They’ve filed their response to the Fifth Circuit.
Attorneys challenging Texas’ voter ID law — which was struck down by a federal judge on Thursday — asked a federal appeals court on Sunday not to allow the state to enforce the law.
In a brief filed with the U.S. 5th Circuit of Appeals, lawyers for plaintiffs including the League of United Latin American Citizens argued that the law was unconstitutional. Attorney Chad Dunn wrote that the law should not take effect, in order to “allow the 2014 elections to go forward under the principles of true democracy.”
The brief came as a response to an emergency motion filed by Texas Attorney General Greg Abbott, who is defending the law. Abbott, who is also the Republican gubernatorial candidate, asked the appellate court’s mostly conservative judges on Friday to stay the lower court’s ruling and keep the voter ID law in effect for the November election.
The Chron story, which suggests we could get a ruling as soon as today, is more detailed.
The U.S. Department of Justice argued that relaxing the state’s identification law will not make any voters ineligible to cast a ballot.
“Registered voters who show up at the polls with only a form of S.B. 14 photo ID can, consistent with prior practice, cast a regular ballot,” the government wrote in its filing.
But Abbott, who is favored to defeat Democrat Wendy Davis in next month’s gubernatorial election, said in the filing that the law’s reversal creates sudden uncertainty.
“The district court’s opinion injects doubt where for 15 months, and three statewide elections, there had been certainty: Texas voters have understood that they are required to show up the polls with photo IDs, and Texas poll workers have understood the requirement to check for them,” wrote the state.
The decision to let the voter ID law stand this November will be made by three judges on the New Orleans-based 5th Circuit, generally considered a conservative court. The losing party could then either appeal that ruling to the full circuit bench, to the Supreme Court, or choose to do both.
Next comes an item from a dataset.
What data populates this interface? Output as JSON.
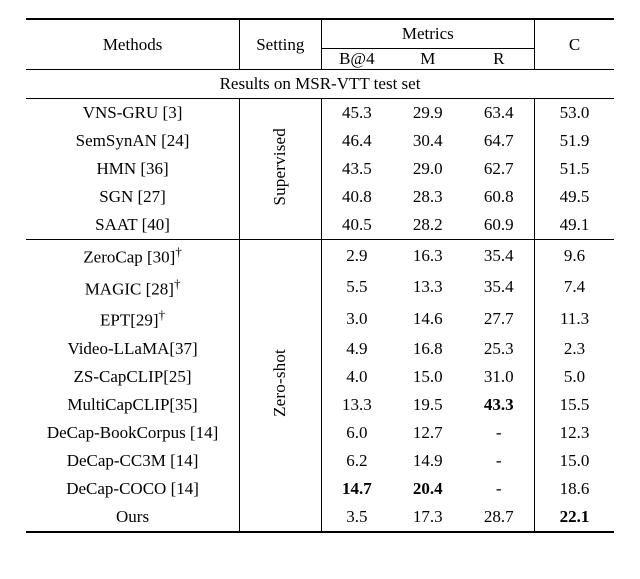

Either way, the ruling would eventually likely trickle up to the Supreme Court, who would quickly decide whether voters must present this identification.
Rick Hasen, an election law expert at the University of California in Irvine, predicted that the 5th Circuit would rule in favor of Texas and issue a stay. Hasen said the relevant legal precedent, set in Purcell v. Gonzalez, shows that the courts have frowned upon changing election law right before voting begins.
“There’s a pretty good chance the court’s going to reverse the judge’s order and say: Regardless of whether you’re right or wrong on the legality of the voter ID law, for purposes of this election it’s going to stay in place,” Hasen explained.
See here and here for the background. I realize this would likely not be considered relevant by the Fifth Circuit, but it should be noted that the DC federal court also strongly rejected the voter ID law, though they didn’t get into the question of discriminatory intent since the burden in that case was on the state to prove the law wasn’t retrogressive. To use a technical legal term, two different courts found that this law stinks. Seems to me that’s a pretty compelling argument for not allowing said law to go into effect while the appeals process plays out. We’ll see what persuades the Fifth Circuit.